CineSavant Column

Tuesday March 24, 2020


The reliable Gary Teetzel forwards the info that Kino Lorber is promising two English Sci-fi films for Blu-ray this year, one a classic and the other — uh — not. Region A folks will finally be able to get their eyeballs massaged by Val Guest’s essential-viewing The Day the Earth Caught Fire ( ↑ ), a 1962 movie that gets global warming right. Not the cause of the warming part, but the vision of a world turned upside down by violent altered weather patterns. That, and Janet Munro in a wet towel.

The second movie is They Came from Beyond Space, a turkey of turkeys of which I’ve never choked through more than four or five minutes on old TV broadcasts. There must have been ‘Bowling for Dollars’ or Roller Skating on another channel. But I’ll check it out — what if it’s a classic that I overlooked?


‘Black Moon Studios’ has done something that certainly interests me — he’s examined a bunch of shots from the 1971 movie Omega Man and points out several dozen continuity flaws showing moving traffic and pedestrians, rotating signs and working traffic lights that pop up in the supposedly ‘dead world.’ He’s very proud of his digital fixes.

A question: does anybody know if the 1977 ‘Poo’ records cover version of the Omega Man main theme is online anywhere?  Susan Turner gave me a copy of a certain bootleg record album way back when. I was told it was produced by someone we know, and his name is (redacted).

The album contains a lot of UA horror and sci-fi music, plus the original Italo 45rpm sexy version of Diabolik sung by Maria Cristina Brancucci aka ‘Christy.’ “di stare più vicino a me!” … great stuff. I’ll go search for the album this coming weekend.

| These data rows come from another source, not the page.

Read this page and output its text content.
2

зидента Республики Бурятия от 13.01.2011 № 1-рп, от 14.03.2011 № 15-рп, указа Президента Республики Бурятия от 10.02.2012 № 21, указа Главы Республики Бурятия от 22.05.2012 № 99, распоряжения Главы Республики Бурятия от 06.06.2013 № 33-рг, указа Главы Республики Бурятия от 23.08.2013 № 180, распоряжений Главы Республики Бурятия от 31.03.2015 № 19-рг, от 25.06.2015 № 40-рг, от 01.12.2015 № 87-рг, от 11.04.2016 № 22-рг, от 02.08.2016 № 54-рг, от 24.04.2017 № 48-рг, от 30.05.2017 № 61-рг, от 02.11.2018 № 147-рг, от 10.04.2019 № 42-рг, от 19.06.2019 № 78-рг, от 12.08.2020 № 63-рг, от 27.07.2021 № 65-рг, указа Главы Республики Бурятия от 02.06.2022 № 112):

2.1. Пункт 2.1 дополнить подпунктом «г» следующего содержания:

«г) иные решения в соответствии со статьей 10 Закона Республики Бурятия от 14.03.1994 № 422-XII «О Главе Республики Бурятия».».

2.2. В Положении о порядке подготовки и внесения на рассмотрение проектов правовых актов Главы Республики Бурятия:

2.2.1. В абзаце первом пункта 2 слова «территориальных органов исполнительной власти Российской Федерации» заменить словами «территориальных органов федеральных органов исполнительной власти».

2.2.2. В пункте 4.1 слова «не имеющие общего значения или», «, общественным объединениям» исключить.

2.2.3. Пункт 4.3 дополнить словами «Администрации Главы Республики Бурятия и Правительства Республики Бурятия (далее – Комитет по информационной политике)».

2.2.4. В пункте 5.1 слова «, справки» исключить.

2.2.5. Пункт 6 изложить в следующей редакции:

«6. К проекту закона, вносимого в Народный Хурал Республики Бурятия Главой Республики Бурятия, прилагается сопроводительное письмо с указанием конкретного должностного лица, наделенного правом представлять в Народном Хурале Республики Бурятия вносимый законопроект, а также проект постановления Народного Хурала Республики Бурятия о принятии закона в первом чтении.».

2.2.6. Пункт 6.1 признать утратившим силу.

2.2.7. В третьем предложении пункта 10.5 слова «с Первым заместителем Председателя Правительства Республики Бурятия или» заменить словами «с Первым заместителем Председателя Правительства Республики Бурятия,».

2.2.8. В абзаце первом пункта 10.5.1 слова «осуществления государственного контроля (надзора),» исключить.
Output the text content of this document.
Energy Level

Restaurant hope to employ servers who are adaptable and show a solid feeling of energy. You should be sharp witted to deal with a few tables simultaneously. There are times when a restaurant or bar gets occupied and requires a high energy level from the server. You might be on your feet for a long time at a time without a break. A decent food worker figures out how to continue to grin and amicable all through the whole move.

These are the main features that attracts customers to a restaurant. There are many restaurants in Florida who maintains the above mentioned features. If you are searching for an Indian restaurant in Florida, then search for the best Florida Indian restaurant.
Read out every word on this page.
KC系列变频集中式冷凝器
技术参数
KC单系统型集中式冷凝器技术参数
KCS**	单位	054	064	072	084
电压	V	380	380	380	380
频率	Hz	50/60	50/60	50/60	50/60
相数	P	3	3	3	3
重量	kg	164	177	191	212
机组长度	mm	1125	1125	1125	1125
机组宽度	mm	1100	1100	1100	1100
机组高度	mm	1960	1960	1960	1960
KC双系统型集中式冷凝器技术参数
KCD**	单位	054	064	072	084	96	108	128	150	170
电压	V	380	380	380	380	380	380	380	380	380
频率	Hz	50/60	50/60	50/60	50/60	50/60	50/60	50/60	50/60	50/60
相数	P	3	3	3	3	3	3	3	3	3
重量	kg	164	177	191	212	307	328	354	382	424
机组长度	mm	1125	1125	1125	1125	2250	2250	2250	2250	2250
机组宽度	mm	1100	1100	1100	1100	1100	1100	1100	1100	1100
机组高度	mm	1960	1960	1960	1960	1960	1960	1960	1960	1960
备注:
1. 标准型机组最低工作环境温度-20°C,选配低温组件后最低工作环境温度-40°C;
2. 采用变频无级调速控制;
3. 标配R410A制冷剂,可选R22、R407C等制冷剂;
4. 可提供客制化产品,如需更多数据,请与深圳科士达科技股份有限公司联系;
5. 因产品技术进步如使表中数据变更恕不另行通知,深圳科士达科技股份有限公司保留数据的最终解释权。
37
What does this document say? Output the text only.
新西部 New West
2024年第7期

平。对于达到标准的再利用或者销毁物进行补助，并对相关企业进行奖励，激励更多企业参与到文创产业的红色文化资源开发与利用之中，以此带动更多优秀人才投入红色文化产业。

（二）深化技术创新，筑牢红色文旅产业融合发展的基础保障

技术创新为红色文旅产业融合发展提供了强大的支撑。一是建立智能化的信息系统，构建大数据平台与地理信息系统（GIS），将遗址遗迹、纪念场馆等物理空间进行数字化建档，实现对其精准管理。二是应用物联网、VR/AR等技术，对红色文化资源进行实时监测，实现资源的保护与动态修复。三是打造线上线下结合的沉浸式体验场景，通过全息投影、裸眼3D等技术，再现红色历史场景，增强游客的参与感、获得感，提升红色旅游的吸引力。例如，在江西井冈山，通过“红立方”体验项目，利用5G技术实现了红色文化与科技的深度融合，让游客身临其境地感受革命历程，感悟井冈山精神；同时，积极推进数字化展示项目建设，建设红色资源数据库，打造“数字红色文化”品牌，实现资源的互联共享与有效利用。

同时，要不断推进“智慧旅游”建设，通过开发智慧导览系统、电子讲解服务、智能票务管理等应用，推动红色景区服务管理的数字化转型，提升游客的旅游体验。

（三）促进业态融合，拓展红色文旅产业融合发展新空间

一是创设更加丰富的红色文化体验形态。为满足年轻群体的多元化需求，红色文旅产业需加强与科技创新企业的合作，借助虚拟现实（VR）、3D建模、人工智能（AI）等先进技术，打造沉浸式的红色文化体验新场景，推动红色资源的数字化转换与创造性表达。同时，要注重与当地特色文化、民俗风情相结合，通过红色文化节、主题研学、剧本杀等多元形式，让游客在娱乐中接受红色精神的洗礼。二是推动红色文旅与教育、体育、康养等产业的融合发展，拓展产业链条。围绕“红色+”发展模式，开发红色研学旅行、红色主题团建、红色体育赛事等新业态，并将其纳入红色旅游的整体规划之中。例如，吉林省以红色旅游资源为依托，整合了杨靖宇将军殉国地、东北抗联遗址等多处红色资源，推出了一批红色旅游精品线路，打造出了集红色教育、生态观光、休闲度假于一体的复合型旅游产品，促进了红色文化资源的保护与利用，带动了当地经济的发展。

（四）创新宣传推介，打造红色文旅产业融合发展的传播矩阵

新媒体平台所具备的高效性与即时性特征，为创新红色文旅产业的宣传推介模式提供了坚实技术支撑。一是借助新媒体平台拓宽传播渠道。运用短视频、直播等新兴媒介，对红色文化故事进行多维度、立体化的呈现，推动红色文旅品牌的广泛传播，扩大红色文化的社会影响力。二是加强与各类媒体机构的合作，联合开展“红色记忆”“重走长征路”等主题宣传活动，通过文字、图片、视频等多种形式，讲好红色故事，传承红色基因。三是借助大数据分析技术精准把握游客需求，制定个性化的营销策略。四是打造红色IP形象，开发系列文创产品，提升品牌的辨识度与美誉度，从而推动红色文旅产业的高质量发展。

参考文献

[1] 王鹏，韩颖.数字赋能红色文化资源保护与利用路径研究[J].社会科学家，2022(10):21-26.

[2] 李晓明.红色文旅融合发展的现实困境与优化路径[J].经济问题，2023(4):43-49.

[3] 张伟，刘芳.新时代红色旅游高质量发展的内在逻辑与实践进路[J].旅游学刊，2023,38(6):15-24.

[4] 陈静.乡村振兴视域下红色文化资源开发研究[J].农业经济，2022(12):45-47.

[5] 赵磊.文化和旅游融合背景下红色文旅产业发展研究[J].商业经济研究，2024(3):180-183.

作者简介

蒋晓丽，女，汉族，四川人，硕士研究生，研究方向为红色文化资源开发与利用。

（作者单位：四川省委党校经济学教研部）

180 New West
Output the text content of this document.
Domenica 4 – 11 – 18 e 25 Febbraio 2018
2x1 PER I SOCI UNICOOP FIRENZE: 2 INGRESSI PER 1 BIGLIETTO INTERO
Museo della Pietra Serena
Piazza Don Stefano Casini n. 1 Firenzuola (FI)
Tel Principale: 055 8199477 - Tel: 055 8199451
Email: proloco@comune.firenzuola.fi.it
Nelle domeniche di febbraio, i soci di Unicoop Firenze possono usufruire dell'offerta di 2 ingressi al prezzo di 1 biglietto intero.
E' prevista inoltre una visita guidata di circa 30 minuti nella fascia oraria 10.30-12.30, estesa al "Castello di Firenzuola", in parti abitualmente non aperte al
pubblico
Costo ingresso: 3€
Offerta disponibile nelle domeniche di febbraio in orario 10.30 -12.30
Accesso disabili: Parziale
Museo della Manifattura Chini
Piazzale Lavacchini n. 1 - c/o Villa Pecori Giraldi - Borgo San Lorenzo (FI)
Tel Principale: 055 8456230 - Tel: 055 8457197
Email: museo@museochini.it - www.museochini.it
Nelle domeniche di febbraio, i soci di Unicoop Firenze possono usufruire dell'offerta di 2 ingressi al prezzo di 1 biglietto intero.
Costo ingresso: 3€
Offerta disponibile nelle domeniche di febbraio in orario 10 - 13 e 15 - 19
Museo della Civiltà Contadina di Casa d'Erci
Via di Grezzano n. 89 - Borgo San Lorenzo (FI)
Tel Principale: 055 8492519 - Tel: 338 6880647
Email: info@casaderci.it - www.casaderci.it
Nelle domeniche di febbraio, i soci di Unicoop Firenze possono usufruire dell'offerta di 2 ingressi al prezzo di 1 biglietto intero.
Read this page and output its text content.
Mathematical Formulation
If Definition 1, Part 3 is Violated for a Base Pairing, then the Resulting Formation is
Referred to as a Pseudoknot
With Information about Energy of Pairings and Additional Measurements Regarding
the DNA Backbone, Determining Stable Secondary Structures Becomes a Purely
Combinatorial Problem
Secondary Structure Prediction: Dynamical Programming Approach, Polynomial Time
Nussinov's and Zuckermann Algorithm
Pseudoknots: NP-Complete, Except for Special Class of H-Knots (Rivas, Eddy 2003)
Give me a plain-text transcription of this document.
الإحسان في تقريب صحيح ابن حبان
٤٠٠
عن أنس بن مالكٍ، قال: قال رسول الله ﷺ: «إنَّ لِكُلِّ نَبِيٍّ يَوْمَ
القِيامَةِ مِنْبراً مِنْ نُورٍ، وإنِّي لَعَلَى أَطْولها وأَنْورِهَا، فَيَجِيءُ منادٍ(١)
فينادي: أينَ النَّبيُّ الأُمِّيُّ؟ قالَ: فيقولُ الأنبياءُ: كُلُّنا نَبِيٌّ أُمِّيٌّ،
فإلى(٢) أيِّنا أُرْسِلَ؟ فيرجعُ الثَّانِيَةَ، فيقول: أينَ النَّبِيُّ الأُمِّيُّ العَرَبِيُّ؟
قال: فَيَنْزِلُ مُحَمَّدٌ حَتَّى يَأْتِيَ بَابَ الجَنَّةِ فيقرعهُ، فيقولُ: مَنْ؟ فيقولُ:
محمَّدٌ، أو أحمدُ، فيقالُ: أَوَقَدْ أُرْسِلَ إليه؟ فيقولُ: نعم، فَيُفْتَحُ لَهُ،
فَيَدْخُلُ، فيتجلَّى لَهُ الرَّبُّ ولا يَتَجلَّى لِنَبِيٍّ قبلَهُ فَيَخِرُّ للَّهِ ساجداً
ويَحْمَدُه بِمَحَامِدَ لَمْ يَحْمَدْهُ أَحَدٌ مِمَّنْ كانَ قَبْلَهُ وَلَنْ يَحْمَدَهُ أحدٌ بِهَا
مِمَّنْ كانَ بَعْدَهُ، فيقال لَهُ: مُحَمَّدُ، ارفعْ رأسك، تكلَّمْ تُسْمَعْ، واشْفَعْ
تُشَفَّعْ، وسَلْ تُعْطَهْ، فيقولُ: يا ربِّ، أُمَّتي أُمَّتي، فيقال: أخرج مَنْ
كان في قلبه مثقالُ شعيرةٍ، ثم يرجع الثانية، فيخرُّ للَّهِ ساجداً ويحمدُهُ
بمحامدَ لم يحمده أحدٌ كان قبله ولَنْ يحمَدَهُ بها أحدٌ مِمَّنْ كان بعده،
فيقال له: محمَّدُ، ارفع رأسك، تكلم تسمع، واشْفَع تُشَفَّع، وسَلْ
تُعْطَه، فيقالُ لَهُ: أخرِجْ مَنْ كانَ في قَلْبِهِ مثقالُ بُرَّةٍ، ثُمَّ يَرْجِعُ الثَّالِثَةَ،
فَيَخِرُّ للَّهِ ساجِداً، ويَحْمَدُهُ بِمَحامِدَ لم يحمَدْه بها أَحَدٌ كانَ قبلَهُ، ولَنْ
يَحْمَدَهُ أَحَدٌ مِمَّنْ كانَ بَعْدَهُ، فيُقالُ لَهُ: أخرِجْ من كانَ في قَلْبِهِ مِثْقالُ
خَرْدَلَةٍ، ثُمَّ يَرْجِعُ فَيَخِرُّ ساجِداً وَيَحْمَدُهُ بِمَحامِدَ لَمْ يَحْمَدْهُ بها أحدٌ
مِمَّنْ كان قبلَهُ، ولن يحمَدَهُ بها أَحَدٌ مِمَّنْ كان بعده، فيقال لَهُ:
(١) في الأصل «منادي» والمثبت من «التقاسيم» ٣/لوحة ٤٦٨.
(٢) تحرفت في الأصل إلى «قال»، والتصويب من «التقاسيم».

Stephen Bjork found it … YouTube has the ‘Disco Omega Man’ cover by Chuck Cirino. For me, its relation to the soundtrack tune is what Hugo Montenegro’s Good, Bad & Ugly radio hit is to Ennio Morricone’s original.


Another one from Gary Teetzel: AP has a news item by Ben Walker talking an old radio show making a comeback: Long-Lost Rod Serling Baseball Comedy on Deck. Serling, we are told, was an avid fan of the National Sport. The show is about baseball but also introduces a Cold War theme, with a Russian embassy worker who spends his afternoons watching the Dodgers at Ebbets Field. The article tells where Serling fans can hear a new performance, which I believe is coming tomorrow night, Wednesday.


Are we locked down or what? And, Why does this month look and feel like a Sci-Fi / Sontag Imagination of Disaster movie?

Los Angeles goes Quiet and so does The Rest of the World, two brief videos showing views of underpopulated public spaces, a potential Ghost World. Those aren’t the only two out there, as a whole stack of these videos are piling up online; maybe they’ll make people think a little. The weird thing is that we’re now seeing classic Sci-Fi ’empty world’ visions come to life on the TV news.

Don’t stop there, Glenn, name as many ’empty streets’ epics as you can: Seven Days to Noon, FIVE, Target Earth, The World The Flesh and The Devil, On The Beach, Last Woman On Earth, The Day the Earth Caught Fire, The Last Man On Earth ( ↑ ), The Omega Man, The Quiet Earth, and who cares about newer movies… Maybe we aren’t too badly shaken by these images because we’ve already seen ‘the coming attractions’ for them in old movies.

Here in Los Angeles there’s been an unexpected side benefit: standing outside on my porch, the air smells sweeter. Less auto traffic means better air, and less noise — I noticed tweeting birds more this morning and the horizon (the view to the Hollywood Sign) was clear all day. They say that in Paris under the Nazi occupation, the trees flowered more often and the air quality was better — nobody had gasoline for their cars. Of course, I’d rather have a our health security back.


Not that I consider myself Mister Public Service, but…

For decent information about what’s happening in the world, I recommend to U.S. viewers the nightly BBC America Broadcast.  Sure, they’re slightly U.K.-centric, but they’re free of home-grown hysteria and don’t waste time on feel-good fluff. Most important, they actually care what’s happening elsewhere in the world and offer excellent coverage. Why are we so-called ‘exceptionals’ being asked to hunker down and self-isolate?  A couple of minutes looking at a young Spanish doctor tearfully begging people to stay home ( ↑ ) answers that question: it can and perhaps WILL happen here. Doctor Virginia Oro is not selling anything, she’s merely reflecting the disaster that right now is killing hundreds in Madrid every day.

That some of our leaders minimize the threat is not good … even if this thing gets under control sooner than later, a lot of people are going to suffer, some of them unnecessarily. Tim Lucas reports that the famed actress Lucia Bosé, aged 89, has succumbed to the virus. We just watched her famous Spanish film Death of a Cyclist on TCM a couple of nights ago.